Аннеке снова затуманилась.
– Его нет.
– Умер?
– Не знать. Он быть, а теперь его нет.
Сплошные недомолвки! Вадим подумал, что не нужно сейчас лезть девушке в душу. Решил заговорить о том, что представляло профессиональный интерес:
– Аннеке… ты говоришь, твой дедушка – нойд. По-нашему это вроде ведун, чародей… Он же не только больных лечит, но и знания древние хранит, так?
– Так. В нашем племени он больше всех знать.
– А знает ли он, что такое меряченье? Или как это у вас… зов Полярной звезды.
Аннеке отдернулась, как будто он сказал что-то, внушившее ей ужас. Зашарила руками по плечам, занавесила косичками лицо.

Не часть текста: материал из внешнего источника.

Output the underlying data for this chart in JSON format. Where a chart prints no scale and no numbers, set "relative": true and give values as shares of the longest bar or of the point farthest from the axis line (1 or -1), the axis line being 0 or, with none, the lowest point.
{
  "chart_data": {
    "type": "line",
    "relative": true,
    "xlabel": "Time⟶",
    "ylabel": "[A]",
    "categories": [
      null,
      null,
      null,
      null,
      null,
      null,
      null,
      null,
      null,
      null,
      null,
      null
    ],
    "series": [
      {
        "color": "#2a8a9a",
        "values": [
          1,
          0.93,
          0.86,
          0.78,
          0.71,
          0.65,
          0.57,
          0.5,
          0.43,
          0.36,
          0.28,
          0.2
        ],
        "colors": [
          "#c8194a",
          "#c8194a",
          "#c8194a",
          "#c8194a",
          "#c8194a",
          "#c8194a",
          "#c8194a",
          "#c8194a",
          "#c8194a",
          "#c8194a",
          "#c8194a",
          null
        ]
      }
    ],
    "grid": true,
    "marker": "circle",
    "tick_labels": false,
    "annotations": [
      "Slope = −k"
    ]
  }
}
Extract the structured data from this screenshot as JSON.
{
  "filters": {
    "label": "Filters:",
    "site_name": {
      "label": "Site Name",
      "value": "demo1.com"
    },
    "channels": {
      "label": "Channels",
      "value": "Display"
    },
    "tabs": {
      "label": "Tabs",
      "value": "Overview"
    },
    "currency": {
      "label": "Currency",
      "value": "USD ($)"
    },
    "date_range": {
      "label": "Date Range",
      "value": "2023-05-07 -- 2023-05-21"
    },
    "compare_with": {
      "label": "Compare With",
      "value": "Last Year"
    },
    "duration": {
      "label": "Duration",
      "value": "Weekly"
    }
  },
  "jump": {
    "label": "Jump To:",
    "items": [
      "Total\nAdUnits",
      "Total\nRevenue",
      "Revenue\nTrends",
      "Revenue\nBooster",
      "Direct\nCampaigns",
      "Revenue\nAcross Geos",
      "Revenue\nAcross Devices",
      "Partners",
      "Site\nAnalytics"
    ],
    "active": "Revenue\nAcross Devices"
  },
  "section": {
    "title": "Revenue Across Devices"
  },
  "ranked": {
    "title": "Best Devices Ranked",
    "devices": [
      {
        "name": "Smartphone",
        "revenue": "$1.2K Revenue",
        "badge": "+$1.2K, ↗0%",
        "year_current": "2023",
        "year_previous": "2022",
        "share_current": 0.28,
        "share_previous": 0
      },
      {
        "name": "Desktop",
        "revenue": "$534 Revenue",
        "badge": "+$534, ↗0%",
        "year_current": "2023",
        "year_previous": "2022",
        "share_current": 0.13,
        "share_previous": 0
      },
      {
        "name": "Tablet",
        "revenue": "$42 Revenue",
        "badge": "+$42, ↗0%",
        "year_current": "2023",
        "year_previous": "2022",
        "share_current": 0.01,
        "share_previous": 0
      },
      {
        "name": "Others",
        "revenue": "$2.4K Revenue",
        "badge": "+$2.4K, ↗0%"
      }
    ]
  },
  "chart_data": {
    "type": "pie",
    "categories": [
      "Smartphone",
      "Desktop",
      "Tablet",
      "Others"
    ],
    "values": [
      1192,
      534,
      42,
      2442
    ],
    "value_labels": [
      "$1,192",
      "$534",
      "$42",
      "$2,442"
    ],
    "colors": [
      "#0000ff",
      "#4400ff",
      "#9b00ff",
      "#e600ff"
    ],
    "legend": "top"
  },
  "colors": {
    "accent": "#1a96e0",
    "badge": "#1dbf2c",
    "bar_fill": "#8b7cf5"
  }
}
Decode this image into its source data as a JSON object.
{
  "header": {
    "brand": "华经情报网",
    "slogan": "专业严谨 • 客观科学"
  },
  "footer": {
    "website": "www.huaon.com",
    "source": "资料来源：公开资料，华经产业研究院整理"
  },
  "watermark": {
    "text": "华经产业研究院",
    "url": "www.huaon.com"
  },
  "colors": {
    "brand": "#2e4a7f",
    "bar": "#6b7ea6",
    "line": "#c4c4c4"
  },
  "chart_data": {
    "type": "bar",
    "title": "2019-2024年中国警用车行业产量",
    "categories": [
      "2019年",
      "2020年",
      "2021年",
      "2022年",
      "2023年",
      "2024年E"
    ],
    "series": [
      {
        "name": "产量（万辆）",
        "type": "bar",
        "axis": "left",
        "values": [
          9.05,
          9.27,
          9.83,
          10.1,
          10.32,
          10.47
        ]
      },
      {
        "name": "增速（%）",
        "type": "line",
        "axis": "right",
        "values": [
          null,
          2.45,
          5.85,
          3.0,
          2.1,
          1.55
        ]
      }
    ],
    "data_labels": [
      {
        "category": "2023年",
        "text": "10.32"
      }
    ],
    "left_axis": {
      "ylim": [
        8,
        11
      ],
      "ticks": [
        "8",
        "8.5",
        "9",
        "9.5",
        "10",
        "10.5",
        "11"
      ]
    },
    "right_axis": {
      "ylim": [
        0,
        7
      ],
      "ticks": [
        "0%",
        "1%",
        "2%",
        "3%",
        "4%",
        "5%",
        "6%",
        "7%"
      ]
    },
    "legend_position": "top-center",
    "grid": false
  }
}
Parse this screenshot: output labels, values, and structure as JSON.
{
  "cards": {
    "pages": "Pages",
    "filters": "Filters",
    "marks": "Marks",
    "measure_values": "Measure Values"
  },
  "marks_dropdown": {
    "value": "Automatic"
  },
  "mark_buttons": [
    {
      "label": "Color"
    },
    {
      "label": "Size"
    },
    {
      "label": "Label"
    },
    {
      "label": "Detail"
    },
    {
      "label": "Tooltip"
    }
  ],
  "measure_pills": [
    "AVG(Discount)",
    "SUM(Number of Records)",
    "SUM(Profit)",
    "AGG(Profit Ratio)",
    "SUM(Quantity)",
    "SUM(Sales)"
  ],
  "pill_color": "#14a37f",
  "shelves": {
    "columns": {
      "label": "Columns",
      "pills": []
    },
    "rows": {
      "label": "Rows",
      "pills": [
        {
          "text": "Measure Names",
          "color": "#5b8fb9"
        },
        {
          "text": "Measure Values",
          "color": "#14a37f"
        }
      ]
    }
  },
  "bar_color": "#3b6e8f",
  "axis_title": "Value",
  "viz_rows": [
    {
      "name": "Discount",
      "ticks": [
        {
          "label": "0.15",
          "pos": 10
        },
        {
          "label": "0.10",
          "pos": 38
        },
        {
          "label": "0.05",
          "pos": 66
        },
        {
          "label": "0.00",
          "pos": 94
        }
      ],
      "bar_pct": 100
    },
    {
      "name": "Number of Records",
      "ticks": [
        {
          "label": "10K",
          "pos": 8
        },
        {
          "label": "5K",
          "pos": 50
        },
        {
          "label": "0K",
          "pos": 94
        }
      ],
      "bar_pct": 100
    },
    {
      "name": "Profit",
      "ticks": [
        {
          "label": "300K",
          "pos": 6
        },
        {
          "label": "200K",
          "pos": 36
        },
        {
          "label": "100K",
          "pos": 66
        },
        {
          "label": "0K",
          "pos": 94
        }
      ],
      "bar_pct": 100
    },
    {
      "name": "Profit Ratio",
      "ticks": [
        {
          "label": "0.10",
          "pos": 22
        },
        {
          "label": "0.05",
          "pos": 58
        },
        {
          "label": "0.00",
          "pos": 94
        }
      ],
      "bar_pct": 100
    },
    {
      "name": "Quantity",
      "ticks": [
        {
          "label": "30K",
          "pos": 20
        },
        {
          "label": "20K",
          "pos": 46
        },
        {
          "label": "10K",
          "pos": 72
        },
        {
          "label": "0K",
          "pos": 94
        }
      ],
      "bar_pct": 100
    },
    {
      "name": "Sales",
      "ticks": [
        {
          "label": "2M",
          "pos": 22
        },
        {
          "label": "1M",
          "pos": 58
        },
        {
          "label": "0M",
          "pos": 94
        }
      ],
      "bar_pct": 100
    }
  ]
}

– Нет! Про это он никогда не говорить. А тебе не надо спрашивать.
– Аннеке! – Вадим потянулся к ней. – Для меня это очень важно! Я же вижу, что ты что-то знаешь… Скажи!
Она подхватилась на ноги, его просьба и тот пыл, с которым он говорил, испугали ее.
– Нет! Я не сказать! Нельзя!
Вадим собрал все силы, привстал, схватил лопарку за худосочные плечики.
– Если не скажешь ты, я спрошу у твоего дедушки.
Она испугалась еще больше.
– Нет! Ты молчать! Он ничего тебе не ответить… Никогда!
Аннеке толчком (экая жилистая!) отбросила его от себя. Вадим не совладал с накатившей слабостью, опрокинулся на оленью шкуру. Аннеке, метнувшаяся к выходу, остановилась, вернулась назад. Милосердие в ней перевесило все племенные табу.
– Я сделать тебе больно?
Вадим, лежавший в одной рубашке и кальсонах, разорвал ворот, стало легче дышать.